Шрифт:
– Я подам на твою подружку в суд за то, что у меня встал, – заявил дроу.
– Приложи к косяку и долбани пару раз дверью, – предложил Мартин. – Сразу полегчает.
– Да ты крут, скоро перестанешь быть салагой.
Закончив с почтой, Скарт заскучал и пристал к Люпо:
– Откуда у тебя столько корреспонденции?
– Если поездишь с гуманитарными миссиями ООН, то тебе не меньше присылать будут.
– Я пас.
– Ты подумай, дело верное.
– Не выношу вида всяких оборванцев. А зачем на гуманитарных миссиях оборотень?
– Чтобы ни у кого не возникло желания растащить груз, – ответила Люпо, сверкнув глазами. – Ты не поверишь, как вид разорванных на части трупов влияет на решимость мародёров.
Скарт задумчиво почесал затылок, открыл холодильник и покопался в его морозном нутре.
– Ты чё там забыл, Грязный? – спросил Девятка.
– Беру пиво. Мы ж закончили, дело раскрыто. Квантрейн прижмёт Кадара, он во всём сознается, чтобы прикрыть свою жопу…
– Поставь на место, тряпка, священная неделя детокса ещё не окончена. Забыл, что ли?
Скарт поворчал, но оставил банку в покое.
– Это какое дело ты раскрыл? – поинтересовался Виктор, продолжая читать.
– Так Кадар же…
– Веселье продолжается, сержант Райх. Мы ещё не узнали, кто стоит за всем этим. Кадар лишь часть головоломки, которую только предстоит собрать.
Он замер на мгновение, прислушиваясь.
– Слышишь колокол, Девятка?
– Какой ещё колокол? Это какая-то атональная[1] хрень. Опять телек сломался, наверное.
– Нет, это колокол. И он звонит по тебе. Так что жри поменьше, а то загнёшься раньше времени.
Девятка рассмеялся.
– Что мы говорим в таких случаях, Грязный?
– Не сегодня.
– Понял, Вик? Завтра и поговорим об этом.
Прежде чем ответить, Виктор долго смотрела в окно.
– Завтра всегда наступает слишком поздно.
– Так и загрустить можно, – сказал Девятка. – Надо поднять настроение. Чья сегодня очередь исполнять «Мрачное воскресенье»?
– Пусть Грязный играет, – ответил Сицеро.
– В прошлый раз мне пришлось струны на гитаре перетягивать, так что не отмазывайся.
– Слабак. Давай сюда гитару, а то так и будешь отмораживаться.
Взяв инструмент, Сицеро принялся проверять строй.
– После войны эта песня постоянно звучала на Химмель-Штрассе, – сказал Скарт, ударившись в ностальгию. – Были ж времена…
Внезапно Виктор смял письмо и направился в свой кабинет. Каин дёрнулся было за ним, но дорогу ему преградила Альма.
– Отойди.
– Пошли поговорим снаружи.
Когда они вышли из казармы, Альма сказала:
– Я так поняла, Виктор ничего тебе не объяснил.
– Насчёт чего?
– Насчёт брата.
– В подробности он не вдавался.
– Это Виктор убил его. Случайно, разумеется – они оказались по разные стороны фронта. С тех пор он практически не контактирует с семьёй, предпочитая добровольное изгнание.
Каин развернулся.
– Стой!
Слова не могли остановить его. Но знакомому звуку извлекаемого из кобуры пистолета это вполне удалось. Он развернулся, доставая оружие.

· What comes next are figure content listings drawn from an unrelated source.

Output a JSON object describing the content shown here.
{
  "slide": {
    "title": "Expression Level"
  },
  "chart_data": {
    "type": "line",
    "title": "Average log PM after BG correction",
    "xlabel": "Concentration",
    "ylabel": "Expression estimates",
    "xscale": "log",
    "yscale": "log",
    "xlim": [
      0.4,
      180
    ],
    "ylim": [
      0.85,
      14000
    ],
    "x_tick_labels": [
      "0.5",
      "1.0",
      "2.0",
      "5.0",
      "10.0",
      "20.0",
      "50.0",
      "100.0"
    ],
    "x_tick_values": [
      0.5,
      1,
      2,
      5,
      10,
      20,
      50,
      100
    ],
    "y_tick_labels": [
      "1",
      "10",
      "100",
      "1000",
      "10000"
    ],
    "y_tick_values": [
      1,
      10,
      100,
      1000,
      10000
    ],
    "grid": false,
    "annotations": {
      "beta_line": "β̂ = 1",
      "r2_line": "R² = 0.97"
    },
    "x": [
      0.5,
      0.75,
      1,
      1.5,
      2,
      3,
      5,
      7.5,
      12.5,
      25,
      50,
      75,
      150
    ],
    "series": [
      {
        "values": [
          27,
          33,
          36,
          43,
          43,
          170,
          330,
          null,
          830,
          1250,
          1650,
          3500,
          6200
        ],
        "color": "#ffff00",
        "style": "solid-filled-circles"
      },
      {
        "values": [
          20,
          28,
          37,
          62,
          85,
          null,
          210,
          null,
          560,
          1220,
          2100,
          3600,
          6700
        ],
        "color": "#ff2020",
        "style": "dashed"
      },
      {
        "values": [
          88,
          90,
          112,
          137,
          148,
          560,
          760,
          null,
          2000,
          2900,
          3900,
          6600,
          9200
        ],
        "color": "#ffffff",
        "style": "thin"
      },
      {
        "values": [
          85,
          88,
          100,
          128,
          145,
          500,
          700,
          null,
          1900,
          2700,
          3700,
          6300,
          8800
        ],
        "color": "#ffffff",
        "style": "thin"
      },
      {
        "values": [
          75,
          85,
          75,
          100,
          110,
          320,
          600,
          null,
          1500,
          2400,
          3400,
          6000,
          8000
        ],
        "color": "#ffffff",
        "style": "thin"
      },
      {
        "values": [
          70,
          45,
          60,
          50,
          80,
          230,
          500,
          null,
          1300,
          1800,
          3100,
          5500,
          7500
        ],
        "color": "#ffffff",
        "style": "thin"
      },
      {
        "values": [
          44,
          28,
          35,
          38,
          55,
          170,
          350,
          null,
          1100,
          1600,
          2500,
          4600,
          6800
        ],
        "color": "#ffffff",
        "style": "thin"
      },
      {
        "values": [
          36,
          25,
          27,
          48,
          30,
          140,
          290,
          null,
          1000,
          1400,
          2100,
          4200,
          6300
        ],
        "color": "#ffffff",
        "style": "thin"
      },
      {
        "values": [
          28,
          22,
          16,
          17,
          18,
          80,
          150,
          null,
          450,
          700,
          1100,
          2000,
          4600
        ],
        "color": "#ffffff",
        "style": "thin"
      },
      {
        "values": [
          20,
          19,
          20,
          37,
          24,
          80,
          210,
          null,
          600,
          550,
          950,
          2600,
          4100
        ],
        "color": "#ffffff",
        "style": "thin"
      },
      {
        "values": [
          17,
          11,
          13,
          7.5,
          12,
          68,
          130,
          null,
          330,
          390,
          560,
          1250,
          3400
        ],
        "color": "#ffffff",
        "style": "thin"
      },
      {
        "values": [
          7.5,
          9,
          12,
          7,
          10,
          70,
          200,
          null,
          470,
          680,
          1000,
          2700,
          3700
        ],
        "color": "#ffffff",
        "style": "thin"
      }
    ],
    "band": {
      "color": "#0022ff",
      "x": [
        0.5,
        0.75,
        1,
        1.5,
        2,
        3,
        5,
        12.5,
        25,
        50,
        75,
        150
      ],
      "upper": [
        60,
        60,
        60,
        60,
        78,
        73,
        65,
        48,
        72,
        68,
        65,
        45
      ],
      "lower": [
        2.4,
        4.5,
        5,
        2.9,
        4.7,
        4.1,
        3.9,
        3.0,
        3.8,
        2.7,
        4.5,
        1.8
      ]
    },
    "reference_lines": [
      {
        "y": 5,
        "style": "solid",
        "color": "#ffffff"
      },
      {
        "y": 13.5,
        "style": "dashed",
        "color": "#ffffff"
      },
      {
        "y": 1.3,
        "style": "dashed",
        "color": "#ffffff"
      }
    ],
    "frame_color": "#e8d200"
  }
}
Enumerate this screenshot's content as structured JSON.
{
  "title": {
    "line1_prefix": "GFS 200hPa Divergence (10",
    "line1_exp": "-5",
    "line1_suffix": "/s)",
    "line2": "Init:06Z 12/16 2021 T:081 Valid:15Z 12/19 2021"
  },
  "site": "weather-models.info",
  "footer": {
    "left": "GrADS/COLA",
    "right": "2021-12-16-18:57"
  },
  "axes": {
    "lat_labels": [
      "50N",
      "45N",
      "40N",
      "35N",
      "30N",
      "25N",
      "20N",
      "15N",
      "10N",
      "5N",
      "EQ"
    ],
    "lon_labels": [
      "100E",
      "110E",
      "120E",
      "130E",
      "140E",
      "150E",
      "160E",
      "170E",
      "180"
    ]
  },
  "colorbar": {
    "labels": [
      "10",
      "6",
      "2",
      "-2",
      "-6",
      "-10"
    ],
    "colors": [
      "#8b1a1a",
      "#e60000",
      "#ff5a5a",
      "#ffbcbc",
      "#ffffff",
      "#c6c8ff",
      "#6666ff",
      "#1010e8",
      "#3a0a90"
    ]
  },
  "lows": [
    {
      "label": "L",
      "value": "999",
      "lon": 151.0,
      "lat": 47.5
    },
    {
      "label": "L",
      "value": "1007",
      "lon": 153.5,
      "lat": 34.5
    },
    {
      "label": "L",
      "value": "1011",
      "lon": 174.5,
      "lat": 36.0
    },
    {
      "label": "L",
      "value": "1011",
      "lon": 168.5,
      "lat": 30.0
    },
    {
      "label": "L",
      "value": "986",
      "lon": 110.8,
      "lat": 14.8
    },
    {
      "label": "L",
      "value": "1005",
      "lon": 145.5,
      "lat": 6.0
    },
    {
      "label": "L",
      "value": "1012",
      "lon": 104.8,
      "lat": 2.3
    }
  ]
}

Некоторое время они стояли, целясь друг в друга.
– Знаешь, в чём наша проблема? – наконец спросил Каин.
– Нет, – ответила Альма. – Расскажи.
– Даже на союзников нам приходится смотреть поверх стволов.
– Мы всегда будем мишенями друг для друга.
– Только если ничего не изменим.
Альма опустила пистолет.
– Иди, раз решил.
Каин почти бегом миновал казарму и вломился в кабинет. Виктор сидел у стены, положив руки на колени. В одной он держал бутылку, во второй – пистолет.
– Значит, Альма всё-таки рассказала, – заключил он
– Да.
– Ну, теперь ты знаешь немного больше. Ценность информации сомнительна, но факт есть факт.
Каин протянул ему руку.
– Вставай, брат, у нас осталось одно незаконченное дело.
Виктор убрал пистолет в кобуру и встал.
– А если не готов к сложностям, то сдавай ствол, жетоны и катись обратно в Валахию, – продолжил Каин.
– Из тебя выйдет толк, – сказал Виктор.
– У меня были хорошие учителя.
Дверь распахнулась, на пороге возникла Регина.